Evaluation of deep learning-based segmentation models for carotid artery calcification detection in panoramic radiographs


Yılmaz B. G., Altun S., BAYRAKDAR İ. Ş.

Oral Radiology, 2025 (SCI-Expanded) identifier identifier identifier

  • Yayın Türü: Makale / Tam Makale
  • Basım Tarihi: 2025
  • Doi Numarası: 10.1007/s11282-025-00858-7
  • Dergi Adı: Oral Radiology
  • Derginin Tarandığı İndeksler: Science Citation Index Expanded (SCI-EXPANDED), Scopus, CINAHL, MEDLINE
  • Anahtar Kelimeler: Artificial intelligence, Carotid artery calcification, Deep learning, Panoramic radiography, YOLO
  • Eskişehir Osmangazi Üniversitesi Adresli: Evet

Özet

Objectives: The primary objective of this study is to evaluate the effectiveness of artificial intelligence-assisted segmentation methods in detecting carotid artery calcification (CAC) in panoramic radiographs and to compare the performance of different YOLO models: YOLOv5x-seg, YOLOv8x-seg, and YOLOv11x-seg.

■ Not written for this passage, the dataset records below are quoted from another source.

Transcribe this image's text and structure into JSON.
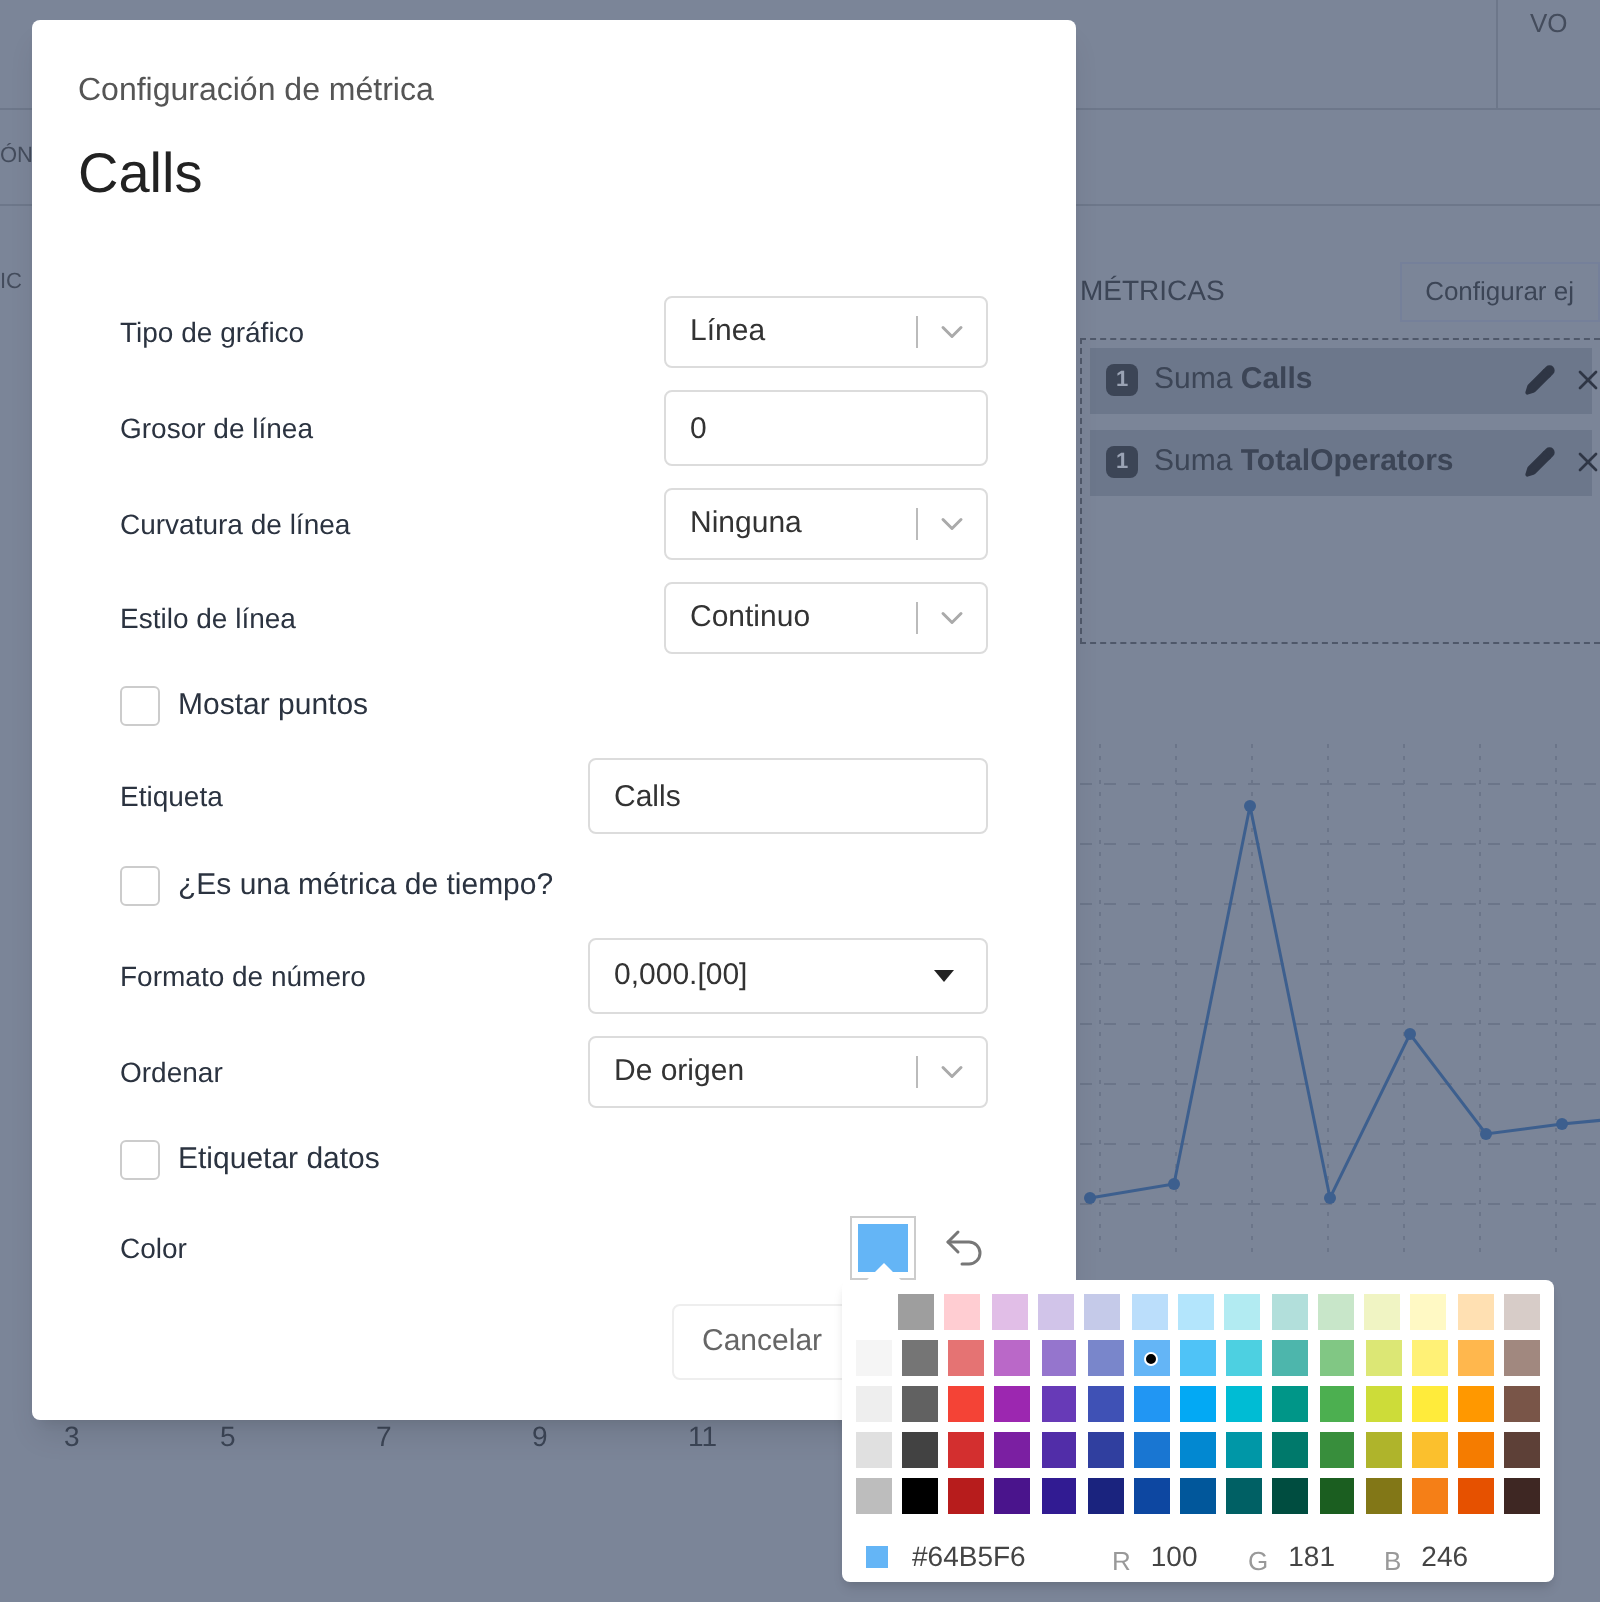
{
  "background": {
    "top_right_text": "VO",
    "left_texts": [
      "ÓN",
      "IC"
    ],
    "metrics_panel": {
      "title": "MÉTRICAS",
      "configure_button": "Configurar ej",
      "metrics": [
        {
          "badge": "1",
          "label": "Suma **Calls**"
        },
        {
          "badge": "1",
          "label": "Suma **TotalOperators**"
        }
      ]
    },
    "x_axis_labels": [
      "3",
      "5",
      "7",
      "9",
      "11"
    ]
  },
  "dialog": {
    "subtitle": "Configuración de métrica",
    "title": "Calls",
    "fields": [
      {
        "kind": "select",
        "label": "Tipo de gráfico",
        "value": "Línea"
      },
      {
        "kind": "input",
        "label": "Grosor de línea",
        "value": "0"
      },
      {
        "kind": "select",
        "label": "Curvatura de línea",
        "value": "Ninguna"
      },
      {
        "kind": "select",
        "label": "Estilo de línea",
        "value": "Continuo"
      },
      {
        "kind": "checkbox",
        "label": "Mostar puntos",
        "checked": false
      },
      {
        "kind": "input",
        "label": "Etiqueta",
        "value": "Calls"
      },
      {
        "kind": "checkbox",
        "label": "¿Es una métrica de tiempo?",
        "checked": false
      },
      {
        "kind": "dropdown",
        "label": "Formato de número",
        "value": "0,000.[00]"
      },
      {
        "kind": "select",
        "label": "Ordenar",
        "value": "De origen"
      },
      {
        "kind": "checkbox",
        "label": "Etiquetar datos",
        "checked": false
      },
      {
        "kind": "color",
        "label": "Color",
        "color": "#64b5f6"
      }
    ],
    "buttons": [
      "Cancelar"
    ]
  },
  "color_picker": {
    "rows": [
      {
        "swatches": [
          {
            "color": "#9e9e9e",
            "selected": false
          },
          {
            "color": "#ffcdd2",
            "selected": false
          },
          {
            "color": "#e1bee7",
            "selected": false
          },
          {
            "color": "#d1c4e9",
            "selected": false
          },
          {
            "color": "#c5cae9",
            "selected": false
          },
          {
            "color": "#bbdefb",
            "selected": false
          },
          {
            "color": "#b3e5fc",
            "selected": false
          },
          {
            "color": "#b2ebf2",
            "selected": false
          },
          {
            "color": "#b2dfdb",
            "selected": false
          },
          {
            "color": "#c8e6c9",
            "selected": false
          },
          {
            "color": "#f0f4c3",
            "selected": false
          },
          {
            "color": "#fff9c4",
            "selected": false
          },
          {
            "color": "#ffe0b2",
            "selected": false
          },
          {
            "color": "#d7ccc8",
            "selected": false
          }
        ]
      },
      {
        "swatches": [
          {
            "color": "#f5f5f5",
            "selected": false
          },
          {
            "color": "#757575",
            "selected": false
          },
          {
            "color": "#e57373",
            "selected": false
          },
          {
            "color": "#ba68c8",
            "selected": false
          },
          {
            "color": "#9575cd",
            "selected": false
          },
          {
            "color": "#7986cb",
            "selected": false
          },
          {
            "color": "#64b5f6",
            "selected": true
          },
          {
            "color": "#4fc3f7",
            "selected": false
          },
          {
            "color": "#4dd0e1",
            "selected": false
          },
          {
            "color": "#4db6ac",
            "selected": false
          },
          {
            "color": "#81c784",
            "selected": false
          },
          {
            "color": "#dce775",
            "selected": false
          },
          {
            "color": "#fff176",
            "selected": false
          },
          {
            "color": "#ffb74d",
            "selected": false
          },
          {
            "color": "#a1887f",
            "selected": false
          }
        ]
      },
      {
        "swatches": [
          {
            "color": "#eeeeee",
            "selected": false
          },
          {
            "color": "#616161",
            "selected": false
          },
          {
            "color": "#f44336",
            "selected": false
          },
          {
            "color": "#9c27b0",
            "selected": false
          },
          {
            "color": "#673ab7",
            "selected": false
          },
          {
            "color": "#3f51b5",
            "selected": false
          },
          {
            "color": "#2196f3",
            "selected": false
          },
          {
            "color": "#03a9f4",
            "selected": false
          },
          {
            "color": "#00bcd4",
            "selected": false
          },
          {
            "color": "#009688",
            "selected": false
          },
          {
            "color": "#4caf50",
            "selected": false
          },
          {
            "color": "#cddc39",
            "selected": false
          },
          {
            "color": "#ffeb3b",
            "selected": false
          },
          {
            "color": "#ff9800",
            "selected": false
          },
          {
            "color": "#795548",
            "selected": false
          }
        ]
      },
      {
        "swatches": [
          {
            "color": "#e0e0e0",
            "selected": false
          },
          {
            "color": "#424242",
            "selected": false
          },
          {
            "color": "#d32f2f",
            "selected": false
          },
          {
            "color": "#7b1fa2",
            "selected": false
          },
          {
            "color": "#512da8",
            "selected": false
          },
          {
            "color": "#303f9f",
            "selected": false
          },
          {
            "color": "#1976d2",
            "selected": false
          },
          {
            "color": "#0288d1",
            "selected": false
          },
          {
            "color": "#0097a7",
            "selected": false
          },
          {
            "color": "#00796b",
            "selected": false
          },
          {
            "color": "#388e3c",
            "selected": false
          },
          {
            "color": "#afb42b",
            "selected": false
          },
          {
            "color": "#fbc02d",
            "selected": false
          },
          {
            "color": "#f57c00",
            "selected": false
          },
          {
            "color": "#5d4037",
            "selected": false
          }
        ]
      },
      {
        "swatches": [
          {
            "color": "#bdbdbd",
            "selected": false
          },
          {
            "color": "#000000",
            "selected": false
          },
          {
            "color": "#b71c1c",
            "selected": false
          },
          {
            "color": "#4a148c",
            "selected": false
          },
          {
            "color": "#311b92",
            "selected": false
          },
          {
            "color": "#1a237e",
            "selected": false
          },
          {
            "color": "#0d47a1",
            "selected": false
          },
          {
            "color": "#01579b",
            "selected": false
          },
          {
            "color": "#006064",
            "selected": false
          },
          {
            "color": "#004d40",
            "selected": false
          },
          {
            "color": "#1b5e20",
            "selected": false
          },
          {
            "color": "#827717",
            "selected": false
          },
          {
            "color": "#f57f17",
            "selected": false
          },
          {
            "color": "#e65100",
            "selected": false
          },
          {
            "color": "#3e2723",
            "selected": false
          }
        ]
      }
    ],
    "hex": "#64B5F6",
    "channels": [
      {
        "label": "R",
        "value": "100"
      },
      {
        "label": "G",
        "value": "181"
      },
      {
        "label": "B",
        "value": "246"
      }
    ]
  }
}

Additionally, the study aims to investigate the association between patient gender and the presence of CAC, as part of a broader epidemiological analysis. Methods: In this study, 30,883 panoramic radiographs were scanned. Annotations were made on 652 radiographs exhibiting features consistent with CAC, totaling 1,086 annotations. Deep learning-based analysis was conducted using three distinct YOLO segmentation models. The performance of these models was assessed using metrics such as precision, accuracy, and F1 score. Results: The YOLOv5x-seg model exhibited a balanced performance with a precision, sensitivity, and F1 score of 84.62% each. The YOLOv8x-seg model demonstrated higher sensitivity at 88.46%, albeit with a slightly higher false positive rate, evidenced by a precision of 78.63%. The YOLOv11x-seg model achieved the highest precision at 93.41%, an F1 score of 87.18%, and a sensitivity of 81.73%. Conclusions: AI-based segmentation models utilizing YOLO algorithms can be considered reliable tools for detecting CAC in panoramic radiographs. These models display promising performance appropriate for clinical applications; however, further research with larger and more diverse datasets is required to verify their generalizability and efficacy.